On 04/21/2015 10:37 PM, mt1957 wrote:

The following piece of code shows that one must be careful using my or
state variables in a class. They have the same behavior as an our
variable if I am right.

The difference is that 'our'-variables can be accessed from the outside ($A::p), 'my' and 'state'-varaibles can't.

The difference between 'my' and 'state' is that 'state' retains its state (sic) between several executions of the block, but since a class block is only executed once (while it's compiled), the distinction is moot here.

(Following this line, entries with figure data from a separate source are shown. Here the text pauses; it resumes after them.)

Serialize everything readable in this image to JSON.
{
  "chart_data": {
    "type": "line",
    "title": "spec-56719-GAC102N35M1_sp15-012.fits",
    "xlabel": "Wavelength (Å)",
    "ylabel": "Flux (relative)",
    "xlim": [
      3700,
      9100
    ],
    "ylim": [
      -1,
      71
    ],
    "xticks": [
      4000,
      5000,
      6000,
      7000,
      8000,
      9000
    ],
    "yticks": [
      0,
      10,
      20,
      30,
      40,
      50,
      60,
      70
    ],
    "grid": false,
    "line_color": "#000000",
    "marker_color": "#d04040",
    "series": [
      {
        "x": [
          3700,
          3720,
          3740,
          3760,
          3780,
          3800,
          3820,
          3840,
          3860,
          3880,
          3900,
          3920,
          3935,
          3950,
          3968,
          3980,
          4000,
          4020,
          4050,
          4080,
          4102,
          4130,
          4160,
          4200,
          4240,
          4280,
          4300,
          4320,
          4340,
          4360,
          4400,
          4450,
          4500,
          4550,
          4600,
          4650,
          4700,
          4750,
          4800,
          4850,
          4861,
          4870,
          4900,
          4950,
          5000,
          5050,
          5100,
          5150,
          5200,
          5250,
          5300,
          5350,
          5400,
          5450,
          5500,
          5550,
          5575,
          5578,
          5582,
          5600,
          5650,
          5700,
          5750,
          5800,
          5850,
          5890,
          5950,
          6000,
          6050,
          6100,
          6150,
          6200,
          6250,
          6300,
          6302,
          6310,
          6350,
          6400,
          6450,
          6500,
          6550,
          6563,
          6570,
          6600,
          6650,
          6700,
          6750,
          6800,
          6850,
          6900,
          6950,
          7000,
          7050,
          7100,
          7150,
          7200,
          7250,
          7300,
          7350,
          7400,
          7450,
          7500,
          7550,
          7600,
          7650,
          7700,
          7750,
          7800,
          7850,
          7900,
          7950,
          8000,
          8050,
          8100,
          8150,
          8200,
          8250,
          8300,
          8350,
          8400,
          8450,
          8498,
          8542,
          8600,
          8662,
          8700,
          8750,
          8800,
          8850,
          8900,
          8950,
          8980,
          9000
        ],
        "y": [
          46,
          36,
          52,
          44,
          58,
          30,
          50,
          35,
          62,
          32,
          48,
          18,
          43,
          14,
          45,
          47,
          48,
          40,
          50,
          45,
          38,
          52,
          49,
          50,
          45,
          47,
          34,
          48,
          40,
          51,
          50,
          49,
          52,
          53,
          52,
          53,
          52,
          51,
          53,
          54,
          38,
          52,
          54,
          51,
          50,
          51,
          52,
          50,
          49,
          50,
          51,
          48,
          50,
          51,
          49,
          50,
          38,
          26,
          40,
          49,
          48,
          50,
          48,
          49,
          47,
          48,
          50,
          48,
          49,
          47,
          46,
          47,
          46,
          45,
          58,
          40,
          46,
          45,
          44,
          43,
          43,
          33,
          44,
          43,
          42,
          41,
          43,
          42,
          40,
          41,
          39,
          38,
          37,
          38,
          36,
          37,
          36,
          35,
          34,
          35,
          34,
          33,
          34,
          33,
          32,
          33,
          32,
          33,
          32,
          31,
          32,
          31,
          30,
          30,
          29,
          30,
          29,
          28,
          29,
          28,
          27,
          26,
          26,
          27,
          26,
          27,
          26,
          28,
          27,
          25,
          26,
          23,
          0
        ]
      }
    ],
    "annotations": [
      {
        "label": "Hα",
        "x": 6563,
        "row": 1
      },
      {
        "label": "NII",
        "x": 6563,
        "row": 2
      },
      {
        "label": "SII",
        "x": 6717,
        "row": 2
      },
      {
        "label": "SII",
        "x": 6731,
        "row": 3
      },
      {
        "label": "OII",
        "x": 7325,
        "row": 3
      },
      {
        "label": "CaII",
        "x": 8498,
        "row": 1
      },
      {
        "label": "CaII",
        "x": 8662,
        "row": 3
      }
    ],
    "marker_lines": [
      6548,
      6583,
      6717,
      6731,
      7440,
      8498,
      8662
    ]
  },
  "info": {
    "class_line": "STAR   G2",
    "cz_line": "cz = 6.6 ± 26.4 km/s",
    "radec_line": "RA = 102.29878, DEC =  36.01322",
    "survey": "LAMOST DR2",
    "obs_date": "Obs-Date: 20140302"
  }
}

Are they all kind of global to the class/object?
class A {

   my $a;
   has $.a;
   our $p;
   state $q;

   method set ($b) {
     $a = $b;
     $!a = $b+10;
     $p = $b+20;
     $q = $b+30;

   method get {
     $!a //= 'undefined';
     return "my=$a, has=$!a, our=$p, state=$q";

my $x = A.new;
$x.set(2);        # Set variables in x object
say "X: ", $x.get;

my $y = A.new;
say "Y: ", $y.get;      # Only attribute undefined
$y.set(4);            # Set variables in y object
say "X: ", $x.get;     # Modified in $x except for the attribute

The results are;

X: my=2, has=12, our=22, state=32
Y: my=2, has=undefined, our=22, state=32
X: my=4, has=12, our=24, state=34

Only the attribute is kept local to the object but all other variables
are shared between $x and $y.

Should one use only attributes in a class and use our variables to share
between objects?

If you want per-object local storage, use attributes, yes.